Statistical fluctuations in pedestrian evacuation times and the effect of social contagion

TL;DR

This paper investigates the relationship between microscopic evacuation time statistics and overall distribution, introducing a cellular automaton model that incorporates social contagion effects, revealing significant correlations affecting safety assessments.

Contribution

It proposes a simple relation between microscopic and global evacuation time distributions and introduces a novel cellular automaton model with social contagion to test this relation.

Findings

The relation holds in the absence of correlations.

Social contagion can cause the relation to fail at high contagion levels.

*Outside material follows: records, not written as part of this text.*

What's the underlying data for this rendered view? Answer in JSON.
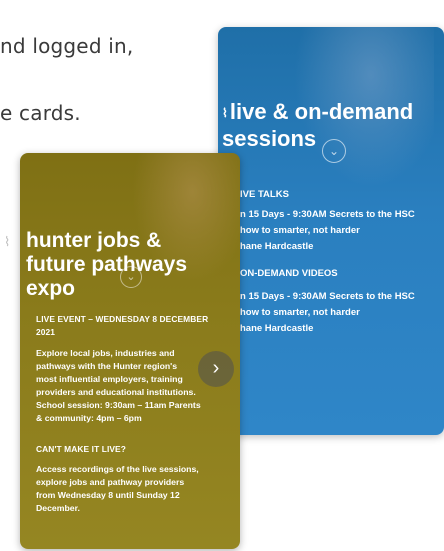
{
  "background_text": {
    "line1": "nd logged in,",
    "line2": "e cards."
  },
  "blue_card": {
    "title_line1": "live & on-demand",
    "title_line2": "sessions",
    "section1_heading": "IVE TALKS",
    "section1_lines": [
      "n 15 Days - 9:30AM Secrets to the HSC",
      "how to smarter, not harder",
      "hane Hardcastle"
    ],
    "section2_heading": "ON-DEMAND VIDEOS",
    "section2_lines": [
      "n 15 Days - 9:30AM Secrets to the HSC",
      "how to smarter, not harder",
      "hane Hardcastle"
    ],
    "accent": "#2a7fbf"
  },
  "olive_card": {
    "title_line1": "hunter jobs &",
    "title_line2": "future pathways",
    "title_line3": "expo",
    "event_label_line1": "LIVE EVENT – WEDNESDAY 8 DECEMBER",
    "event_label_line2": "2021",
    "description": [
      "Explore local jobs, industries and",
      "pathways with the Hunter region's",
      "most influential employers, training",
      "providers and educational institutions.",
      "School session: 9:30am – 11am Parents",
      "& community: 4pm – 6pm"
    ],
    "cant_make_label": "CAN'T MAKE IT LIVE?",
    "recordings": [
      "Access recordings of the live sessions,",
      "explore jobs and pathway providers",
      "from Wednesday 8 until Sunday 12",
      "December."
    ],
    "next_glyph": "›",
    "accent": "#8a7b1b"
  }
}
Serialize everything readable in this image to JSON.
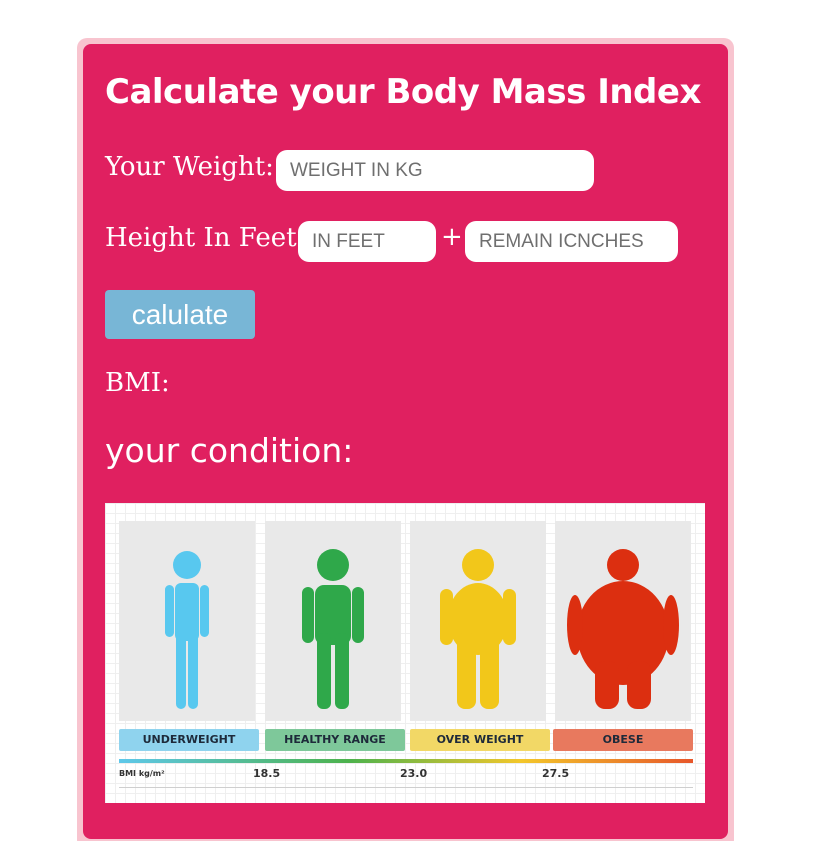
{
  "header": {
    "title": "Calculate your Body Mass Index"
  },
  "form": {
    "weight_label": "Your Weight:",
    "weight_placeholder": "WEIGHT IN KG",
    "height_label": "Height In Feet:",
    "feet_placeholder": "IN FEET",
    "plus_sign": "+",
    "inches_placeholder": "REMAIN ICNCHES",
    "calculate_label": "calulate"
  },
  "result": {
    "bmi_label": "BMI:",
    "condition_label": "your condition:"
  },
  "bmi_chart": {
    "categories": [
      {
        "label": "UNDERWEIGHT",
        "figure_color": "#58c8ef",
        "label_bg": "#8fd3ee",
        "icon": "person-slim-icon"
      },
      {
        "label": "HEALTHY RANGE",
        "figure_color": "#2fa84a",
        "label_bg": "#7ec89a",
        "icon": "person-healthy-icon"
      },
      {
        "label": "OVER WEIGHT",
        "figure_color": "#f2c71a",
        "label_bg": "#f2d866",
        "icon": "person-overweight-icon"
      },
      {
        "label": "OBESE",
        "figure_color": "#dc2f10",
        "label_bg": "#e8795e",
        "icon": "person-obese-icon"
      }
    ],
    "scale_unit": "BMI kg/m²",
    "thresholds": [
      "18.5",
      "23.0",
      "27.5"
    ]
  },
  "colors": {
    "card_bg": "#e02060",
    "card_border": "#f8c4cf",
    "button_bg": "#78b6d6"
  }
}
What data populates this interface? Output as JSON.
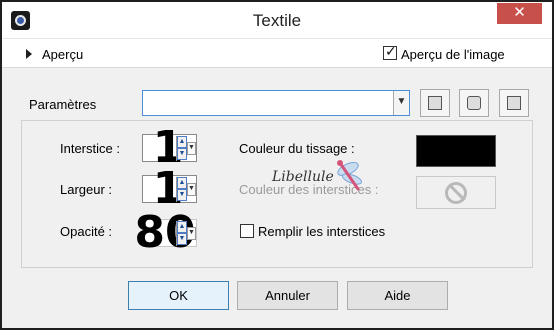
{
  "window": {
    "title": "Textile",
    "close_symbol": "✕"
  },
  "preview": {
    "label": "Aperçu",
    "show_preview_label": "Aperçu de l'image",
    "show_preview_checked": true
  },
  "presets": {
    "label": "Paramètres",
    "value": ""
  },
  "fields": {
    "gap": {
      "label": "Interstice :",
      "value": "1"
    },
    "width": {
      "label": "Largeur :",
      "value": "1"
    },
    "opacity": {
      "label": "Opacité :",
      "value": "80"
    }
  },
  "colors": {
    "weave": {
      "label": "Couleur du tissage :",
      "color": "#000000"
    },
    "gaps": {
      "label": "Couleur des interstices :",
      "enabled": false
    }
  },
  "fill_gaps": {
    "label": "Remplir les interstices",
    "checked": false
  },
  "watermark": {
    "text": "Libellule"
  },
  "buttons": {
    "ok": "OK",
    "cancel": "Annuler",
    "help": "Aide"
  },
  "theme": {
    "close_red": "#c7504a",
    "focus_blue": "#4a90d9"
  }
}
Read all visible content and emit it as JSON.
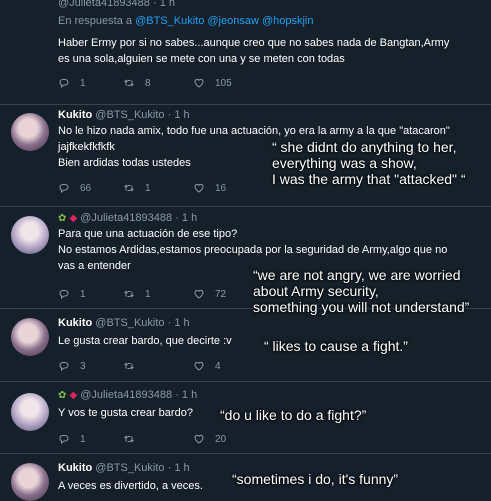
{
  "tweet1": {
    "name": "@Julieta41893488",
    "time": "· 1 h",
    "reply_prefix": "En respuesta a",
    "reply_handles": "@BTS_Kukito @jeonsaw @hopskjin",
    "line1": "Haber Ermy por si no sabes...aunque creo que no sabes nada de Bangtan,Army",
    "line2": "es una sola,alguien se mete con una y se meten con todas",
    "replies": "1",
    "retweets": "8",
    "likes": "105"
  },
  "tweet2": {
    "name": "Kukito",
    "handle": "@BTS_Kukito",
    "time": "· 1 h",
    "line1": "No le hizo nada amix, todo fue una actuación, yo era la army a la que \"atacaron\"",
    "line2": "jajfkekfkfkfk",
    "line3": "Bien ardidas todas ustedes",
    "replies": "66",
    "retweets": "1",
    "likes": "16"
  },
  "tweet3": {
    "name": "@Julieta41893488",
    "time": "· 1 h",
    "line1": "Para que una actuación de ese tipo?",
    "line2": "No estamos Ardidas,estamos preocupada por la seguridad de Army,algo que no",
    "line3": "vas a entender",
    "replies": "1",
    "retweets": "1",
    "likes": "72"
  },
  "tweet4": {
    "name": "Kukito",
    "handle": "@BTS_Kukito",
    "time": "· 1 h",
    "line1": "Le gusta crear bardo, que decirte :v",
    "replies": "3",
    "retweets": "",
    "likes": "4"
  },
  "tweet5": {
    "name": "@Julieta41893488",
    "time": "· 1 h",
    "line1": "Y vos te gusta crear bardo?",
    "replies": "1",
    "retweets": "",
    "likes": "20"
  },
  "tweet6": {
    "name": "Kukito",
    "handle": "@BTS_Kukito",
    "time": "· 1 h",
    "line1": "A veces es divertido, a veces."
  },
  "overlays": {
    "o1_l1": "“ she didnt do anything to her,",
    "o1_l2": "everything was a show,",
    "o1_l3": "I was the army that \"attacked\" “",
    "o2_l1": "“we are not angry, we are worried",
    "o2_l2": "about Army security,",
    "o2_l3": "something you will not understand”",
    "o3": "“ likes to cause a fight.”",
    "o4": "“do u like to do a fight?”",
    "o5": "“sometimes i do, it's funny”"
  },
  "colors": {
    "background": "#15202b",
    "link": "#1da1f2",
    "muted": "#8899a6",
    "divider": "#38444d"
  }
}
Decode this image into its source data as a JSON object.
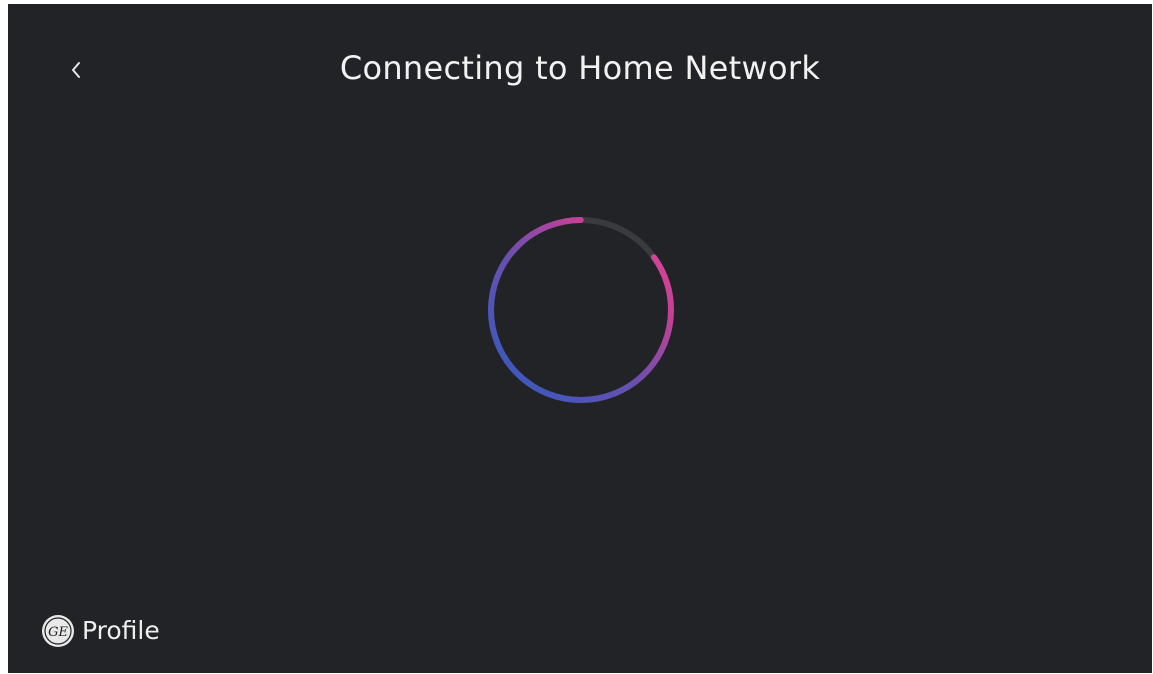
{
  "header": {
    "title": "Connecting to Home Network",
    "back_icon": "chevron-left-icon"
  },
  "spinner": {
    "icon": "loading-spinner-icon",
    "track_color": "#3a3b3e",
    "gradient_colors": [
      "#2f5bc1",
      "#6a4fb0",
      "#c93f97",
      "#d94a9b"
    ]
  },
  "branding": {
    "logo_icon": "ge-monogram-logo",
    "logo_text": "GE",
    "name": "Profile"
  },
  "colors": {
    "background": "#222326",
    "text": "#f2f2f2"
  }
}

Correlations significantly impact evacuation time statistics.

Abstract

Mathematical models of pedestrian evacuation and the associated simulation software have become essential tools for the assessment of the safety of public facilities and buildings. While a variety of models are now available, their calibration and test against empirical data are generally restricted to global, averaged quantities, the statistics compiled from the time series of individual escapes (" microscopic " statistics) measured in recent experiments are thus overlooked. In the same spirit, much research has primarily focused on the average global evacuation time, whereas the whole distribution of evacuation times over some set of realizations should matter. In the present paper we propose and discuss the validity of a simple relation between this distribution and the " microscopic " statistics, which is theoretically valid in the absence of correlations. To this purpose, we develop a minimal cellular automaton, with novel features that afford a semi-quantitative reproduction of the experimental " microscopic " statistics. We then introduce a process of social contagion of impatient behavior in the model and show that the simple relation under test may dramatically fail at high contagion strengths, the latter being responsible for the emergence of strong correlations in the system. We conclude with comments on the potential practical relevance for safety science of calculations based on " microscopic " statistics.